For context, gdk-pixbuf has three main use-cases:

- GTK apps use it to load trusted resources like icons. Security doesn't
  really matter here: an attacker should not have the opportunity to
  inject a crafted, malicious icon into the app.

- Some older image viewers such as gthumb, eog and eom use it as a
  general-purpose image loader. IMO this is the most concerning exposure
  to untrusted images. It is increasingly clear that early 00s C code
  written in the typical ad-hoc style is not a great fit for this use,
  and upstream no longer recommend gdk-pixbuf for this purpose: instead
  they recommend using something sandboxed and/or written in a memory-safe
  language, like glycin (which uses sandboxed Rust code). The version of
  GNOME in trixie defaults to installing loupe (a glycin-based image
  viewer) in preference to eog (an older gdk-pixbuf-based viewer)
  but other desktops like MATE and bookworm's GNOME still install
  gdk-pixbuf-based image viewers, and existing GNOME installations
  upgraded to trixie will still have eog.

- libgnome-desktop uses gdk-pixbuf for thumbnailing. This is exposed to
  untrusted images, and in principle more dangerous than the image viewer
  use-case because thumbnailing is usually automatic; but since 2017 it's
  rather strictly sandboxed with bubblewrap, mitigating vulnerabilities.

The buffer overflow CVE-2025-7345 was discovered via fuzzing and we do not know what its impact is: could be essentially harmless in practice, could be denial of service, could conceivably be arbitrary code execution when not sandboxed, I have no idea.

gdk-pixbuf's image loading code is likely to become a wrapper around glycin (at least on release architectures) during the GNOME 49 cycle, avoiding this whole class of potential vulnerabilities, but that work is currently ongoing upstream and was not ready in time for trixie, so we can't wait for it.

(It has not been fixed in a release, only in
the upstream development branch.)

This is still the case, so presumably upstream is not treating this as a high-priority fix at the moment.

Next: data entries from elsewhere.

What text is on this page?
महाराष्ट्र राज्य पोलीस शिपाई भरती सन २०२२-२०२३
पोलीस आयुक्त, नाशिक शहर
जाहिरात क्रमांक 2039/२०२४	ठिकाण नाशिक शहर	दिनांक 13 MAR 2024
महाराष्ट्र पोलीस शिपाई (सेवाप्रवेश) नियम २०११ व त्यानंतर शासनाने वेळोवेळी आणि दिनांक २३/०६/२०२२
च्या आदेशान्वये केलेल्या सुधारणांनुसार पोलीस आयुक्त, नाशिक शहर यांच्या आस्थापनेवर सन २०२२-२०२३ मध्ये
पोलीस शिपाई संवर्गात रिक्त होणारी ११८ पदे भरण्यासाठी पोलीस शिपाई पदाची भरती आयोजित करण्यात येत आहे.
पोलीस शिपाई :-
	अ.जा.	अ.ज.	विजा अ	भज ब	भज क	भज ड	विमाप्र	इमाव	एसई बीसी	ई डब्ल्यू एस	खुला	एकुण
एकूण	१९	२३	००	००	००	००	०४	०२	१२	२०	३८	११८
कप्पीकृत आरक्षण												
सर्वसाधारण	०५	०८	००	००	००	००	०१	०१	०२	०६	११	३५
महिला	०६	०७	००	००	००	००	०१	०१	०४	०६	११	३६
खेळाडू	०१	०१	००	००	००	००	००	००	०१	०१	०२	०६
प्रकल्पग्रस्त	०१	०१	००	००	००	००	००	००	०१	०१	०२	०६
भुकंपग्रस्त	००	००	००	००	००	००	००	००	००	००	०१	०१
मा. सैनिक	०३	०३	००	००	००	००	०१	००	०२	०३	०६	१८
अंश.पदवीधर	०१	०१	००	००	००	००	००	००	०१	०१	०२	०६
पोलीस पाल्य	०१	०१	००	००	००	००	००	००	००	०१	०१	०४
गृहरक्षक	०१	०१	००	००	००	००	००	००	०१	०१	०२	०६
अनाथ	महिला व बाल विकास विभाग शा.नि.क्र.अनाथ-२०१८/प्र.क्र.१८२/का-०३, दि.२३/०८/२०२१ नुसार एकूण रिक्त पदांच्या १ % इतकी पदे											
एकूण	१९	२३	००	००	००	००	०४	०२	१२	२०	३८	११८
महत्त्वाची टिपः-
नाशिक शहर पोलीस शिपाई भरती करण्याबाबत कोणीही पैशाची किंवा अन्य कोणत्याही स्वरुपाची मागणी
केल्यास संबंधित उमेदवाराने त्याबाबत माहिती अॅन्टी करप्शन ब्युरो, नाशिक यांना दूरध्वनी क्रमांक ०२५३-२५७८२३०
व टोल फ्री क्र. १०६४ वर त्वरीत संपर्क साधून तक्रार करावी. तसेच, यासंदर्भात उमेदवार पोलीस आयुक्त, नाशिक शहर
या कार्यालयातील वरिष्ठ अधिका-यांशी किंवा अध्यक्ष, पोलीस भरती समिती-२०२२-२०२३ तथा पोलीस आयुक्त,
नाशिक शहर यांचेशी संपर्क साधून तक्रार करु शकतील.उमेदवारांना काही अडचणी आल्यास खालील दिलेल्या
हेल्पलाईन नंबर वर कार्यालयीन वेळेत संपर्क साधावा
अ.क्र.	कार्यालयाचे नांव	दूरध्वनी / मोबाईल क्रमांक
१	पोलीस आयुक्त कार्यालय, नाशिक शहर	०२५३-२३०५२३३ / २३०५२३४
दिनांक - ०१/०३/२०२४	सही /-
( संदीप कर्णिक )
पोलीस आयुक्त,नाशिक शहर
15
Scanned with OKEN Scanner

Looking at our friends, colleagues and/or competitors in other distros, Fedora has left the CVE unfixed for the moment, but Ubuntu has applied a patch in their stable/LTS releases (and might be able to share whether they have experienced regressions).

Since uploading the fixed version to unstable, we've had a report of a
regression, https://bugs.debian.org/1109199, which I forwarded upstream
as https://gitlab.gnome.org/GNOME/gdk-pixbuf/-/issues/262. I cannot
reproduce the regression, and the regression reporter has not provided
enough details to make it actionable

The regression reporter now says they cannot reproduce the regression either. I don't know what was happening there.

I think we should probably leave this unfixed in stable and LTS for now,
until we have a better idea of whether the regression is a real thing.

What does the security team want to do about this? Fix in trixie now, or fix via trixie-security before or after 13.0, or wait for 13.1?

I am by no means an expert on either the gdk-pixbuf codebase, the finer
points of JPEG parsing, or reproducing fuzzer-generated crashes in a
more reasonable environment, so I would very much appreciate it if
someone who is better at those topics (and ideally someone who can spend
their paid time on it!) can take it from here.

This is still the case and I would appreciate help.